What is L2 regularisation (weight decay), and how does it reduce overfitting?

How to think about it

L2 regularisation is the most common explicit regulariser in deep learning. It directly penalises weight magnitude, discouraging the network from memorising training-set idiosyncrasies.

The augmented loss

L_reg = L_task + (λ/2) · ||θ||²

Taking the gradient with respect to weights θ:

∂L_reg/∂θ = ∂L_task/∂θ + λ·θ

The extra term λ·θ pushes gradients to pull weights toward zero on every update.

SGD update: weight decay is literal

For SGD, adding the L2 term is identical to multiplying each weight by (1 − α·λ) before the gradient step — hence the name “weight decay”:

θ_t = θ_{t-1}(1 − α·λ) − α·∇L_task

Adam: why L2 ≠ weight decay

In Adam, gradients are scaled by the adaptive term 1/√v̂. The L2 gradient λ·θ is also scaled by this term, so frequently-updated parameters receive a different effective decay than sparse ones. AdamW fixes this by decoupling the decay and applying it directly to the parameter:

import torch

model = torch.nn.Linear(256, 10)

# Adam + L2 via loss (NOT correct decoupled decay)
opt_adam = torch.optim.Adam(model.parameters(), lr=1e-3, weight_decay=1e-4)

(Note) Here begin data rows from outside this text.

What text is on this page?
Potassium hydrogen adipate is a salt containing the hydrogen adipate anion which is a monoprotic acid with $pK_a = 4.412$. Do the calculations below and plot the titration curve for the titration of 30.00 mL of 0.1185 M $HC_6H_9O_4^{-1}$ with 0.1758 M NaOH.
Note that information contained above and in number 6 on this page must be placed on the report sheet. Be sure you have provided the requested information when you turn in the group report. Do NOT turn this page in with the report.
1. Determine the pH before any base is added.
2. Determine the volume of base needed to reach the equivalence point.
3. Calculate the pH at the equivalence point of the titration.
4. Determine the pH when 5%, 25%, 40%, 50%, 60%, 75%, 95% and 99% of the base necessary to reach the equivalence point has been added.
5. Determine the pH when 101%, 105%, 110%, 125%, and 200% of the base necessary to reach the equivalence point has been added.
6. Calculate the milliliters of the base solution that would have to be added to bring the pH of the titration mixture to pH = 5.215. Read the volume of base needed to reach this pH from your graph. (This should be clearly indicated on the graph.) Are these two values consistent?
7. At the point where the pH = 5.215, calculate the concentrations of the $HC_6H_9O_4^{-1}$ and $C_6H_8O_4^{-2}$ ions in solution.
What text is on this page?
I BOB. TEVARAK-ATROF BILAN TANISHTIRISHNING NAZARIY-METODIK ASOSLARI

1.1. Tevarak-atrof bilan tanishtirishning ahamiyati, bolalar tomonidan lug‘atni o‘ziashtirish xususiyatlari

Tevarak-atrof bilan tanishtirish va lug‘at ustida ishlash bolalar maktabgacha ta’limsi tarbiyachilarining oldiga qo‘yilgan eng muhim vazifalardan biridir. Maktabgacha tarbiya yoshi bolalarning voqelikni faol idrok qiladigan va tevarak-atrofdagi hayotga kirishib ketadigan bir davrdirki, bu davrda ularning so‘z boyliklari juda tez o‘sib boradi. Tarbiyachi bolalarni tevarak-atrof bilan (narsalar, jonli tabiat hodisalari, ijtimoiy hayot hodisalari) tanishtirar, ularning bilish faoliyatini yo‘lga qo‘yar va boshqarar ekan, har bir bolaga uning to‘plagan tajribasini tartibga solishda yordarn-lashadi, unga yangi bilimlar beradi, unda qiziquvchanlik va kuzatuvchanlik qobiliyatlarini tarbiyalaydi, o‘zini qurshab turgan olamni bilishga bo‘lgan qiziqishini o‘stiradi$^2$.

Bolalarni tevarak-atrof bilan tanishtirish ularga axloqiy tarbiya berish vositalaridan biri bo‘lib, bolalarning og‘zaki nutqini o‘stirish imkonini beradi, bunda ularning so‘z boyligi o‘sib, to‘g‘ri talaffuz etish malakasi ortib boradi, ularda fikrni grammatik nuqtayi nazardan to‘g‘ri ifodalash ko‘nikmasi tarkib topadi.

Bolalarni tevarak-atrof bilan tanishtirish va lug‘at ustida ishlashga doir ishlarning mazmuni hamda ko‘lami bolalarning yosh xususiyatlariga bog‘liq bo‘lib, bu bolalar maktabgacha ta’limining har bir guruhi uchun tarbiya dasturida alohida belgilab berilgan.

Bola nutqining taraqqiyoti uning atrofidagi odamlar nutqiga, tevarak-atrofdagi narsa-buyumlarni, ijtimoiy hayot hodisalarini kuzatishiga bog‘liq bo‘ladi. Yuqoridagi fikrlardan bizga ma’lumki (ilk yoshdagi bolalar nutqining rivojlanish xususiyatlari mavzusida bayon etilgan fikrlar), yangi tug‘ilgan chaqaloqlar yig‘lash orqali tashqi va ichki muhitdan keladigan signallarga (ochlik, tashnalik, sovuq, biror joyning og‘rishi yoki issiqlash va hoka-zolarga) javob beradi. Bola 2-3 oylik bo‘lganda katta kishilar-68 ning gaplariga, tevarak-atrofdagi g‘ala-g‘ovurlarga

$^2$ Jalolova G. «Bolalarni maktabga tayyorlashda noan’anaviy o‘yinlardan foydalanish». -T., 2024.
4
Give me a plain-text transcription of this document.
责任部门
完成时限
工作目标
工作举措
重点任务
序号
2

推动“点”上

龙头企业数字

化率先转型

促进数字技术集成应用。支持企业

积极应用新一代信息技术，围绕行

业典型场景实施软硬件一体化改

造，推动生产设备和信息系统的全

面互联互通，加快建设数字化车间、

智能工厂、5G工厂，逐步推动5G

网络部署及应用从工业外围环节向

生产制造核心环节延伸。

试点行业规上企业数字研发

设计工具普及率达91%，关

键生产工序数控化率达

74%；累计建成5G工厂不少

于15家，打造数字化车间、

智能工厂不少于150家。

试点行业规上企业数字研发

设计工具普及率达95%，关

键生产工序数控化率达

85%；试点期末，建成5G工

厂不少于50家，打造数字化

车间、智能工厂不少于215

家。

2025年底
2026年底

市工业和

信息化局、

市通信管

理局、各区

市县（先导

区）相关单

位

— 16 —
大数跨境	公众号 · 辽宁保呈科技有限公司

# AdamW: decoupled weight decay (preferred)
opt_adamw = torch.optim.AdamW(model.parameters(), lr=1e-3, weight_decay=1e-2)

Choosing λ

Typical range: 1e-4 to 1e-2. Too large and the model underfits; too small and there is no regularisation benefit. Tune with a logarithmic sweep on validation loss.

L2 vs L1

L1 (Lasso) adds λ·|θ|, which produces sparse weights (many exactly zero). L2 distributes weights evenly and is generally preferred for neural networks where sparsity is not the goal.